Monday, February 18, 2013
Room 208 (Hynes Convention Center)
William James, in 1890, distinguished between a primary, or short-term, memory process (STM), of limited capacity, and a secondary process (LTM) by which the long-term retention of information in the brain is achieved. Clinical studies of amnesic patients with known brain lesions have validated this distinction, with STM preserved but the transition to LTM impaired. Early studies of amnesic patients pointed to a major role for the diencephalon in memory processes, but there were also some clinico-pathological studies suggesting a relationship between memory disorder and hippocampal damage, as well as accounts of post-encephalitic amnesia associated with damage to the medial temporal-lobe region. A major breakthrough came with Milner and Penfield’s detailed study of two cases of profound anterograde amnesia following a left-temporal lobectomy that invaded the hippocampus, and which they attributed to bilateral hippocampal damage (later to be confirmed at autopsy for patient PB). This report led Scoville to invite me to study his patient HM, who had become amnesic following a bilateral medial temporal-lobe resection at the age of 27, also for the treatment of longstanding epilepsy.
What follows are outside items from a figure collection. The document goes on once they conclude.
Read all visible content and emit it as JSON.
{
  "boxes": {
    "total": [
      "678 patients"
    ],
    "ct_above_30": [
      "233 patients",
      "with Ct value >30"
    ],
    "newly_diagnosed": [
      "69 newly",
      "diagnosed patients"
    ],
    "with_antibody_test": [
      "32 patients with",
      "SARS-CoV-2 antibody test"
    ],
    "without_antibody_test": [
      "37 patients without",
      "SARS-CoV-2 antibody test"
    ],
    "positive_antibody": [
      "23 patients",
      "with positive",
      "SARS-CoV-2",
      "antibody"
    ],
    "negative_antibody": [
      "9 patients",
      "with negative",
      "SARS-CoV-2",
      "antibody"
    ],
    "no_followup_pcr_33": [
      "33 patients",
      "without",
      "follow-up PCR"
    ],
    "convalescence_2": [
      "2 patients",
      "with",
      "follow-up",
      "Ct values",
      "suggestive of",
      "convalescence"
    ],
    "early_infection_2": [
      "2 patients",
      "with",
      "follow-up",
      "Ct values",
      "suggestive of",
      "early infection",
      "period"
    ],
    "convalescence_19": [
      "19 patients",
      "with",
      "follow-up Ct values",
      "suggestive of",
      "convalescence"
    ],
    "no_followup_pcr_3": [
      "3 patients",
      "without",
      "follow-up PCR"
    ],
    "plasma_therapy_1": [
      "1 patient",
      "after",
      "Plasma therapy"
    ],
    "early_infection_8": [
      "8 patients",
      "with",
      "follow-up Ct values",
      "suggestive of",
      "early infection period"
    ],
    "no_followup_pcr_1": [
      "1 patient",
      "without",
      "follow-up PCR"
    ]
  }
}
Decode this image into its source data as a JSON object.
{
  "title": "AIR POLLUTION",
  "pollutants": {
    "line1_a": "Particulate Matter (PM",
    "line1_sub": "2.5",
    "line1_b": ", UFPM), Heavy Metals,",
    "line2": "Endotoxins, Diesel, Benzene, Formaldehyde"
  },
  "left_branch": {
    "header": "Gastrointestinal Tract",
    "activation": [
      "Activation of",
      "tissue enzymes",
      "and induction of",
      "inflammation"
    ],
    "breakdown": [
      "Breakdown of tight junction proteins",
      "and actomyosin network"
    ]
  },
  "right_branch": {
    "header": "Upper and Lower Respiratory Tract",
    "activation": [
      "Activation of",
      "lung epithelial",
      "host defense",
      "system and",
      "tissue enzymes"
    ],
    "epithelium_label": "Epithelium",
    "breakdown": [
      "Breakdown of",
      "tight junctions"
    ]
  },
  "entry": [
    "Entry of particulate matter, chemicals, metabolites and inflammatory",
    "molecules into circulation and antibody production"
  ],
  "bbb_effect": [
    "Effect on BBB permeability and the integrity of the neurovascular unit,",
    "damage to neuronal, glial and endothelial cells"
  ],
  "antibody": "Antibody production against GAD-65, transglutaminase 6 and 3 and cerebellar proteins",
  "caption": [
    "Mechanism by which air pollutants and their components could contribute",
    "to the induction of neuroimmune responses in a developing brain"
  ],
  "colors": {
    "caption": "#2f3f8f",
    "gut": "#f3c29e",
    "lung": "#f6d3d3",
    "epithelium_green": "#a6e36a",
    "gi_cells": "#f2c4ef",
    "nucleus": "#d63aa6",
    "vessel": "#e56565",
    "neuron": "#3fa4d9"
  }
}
When I first met HM, in April 1955, it was clear that his memory impairment was similar to that of PB and FC, but more severe. His immediate memory was intact, but information could only be retained by constant verbal rehearsal, and non-verbal material was lost in about 30 seconds. In contrast, his IQ had actually risen, perhaps because he was having fewer seizures. The next challenge was to discover whether HM was capable of learning a task with repeated practice, and here the exciting discovery was that he could acquire a motor skill (mirror drawing) at a normal rate, although unaware on the last trial that he had ever done the task before. This was early evidence for the existence of multiple memory systems in the brain.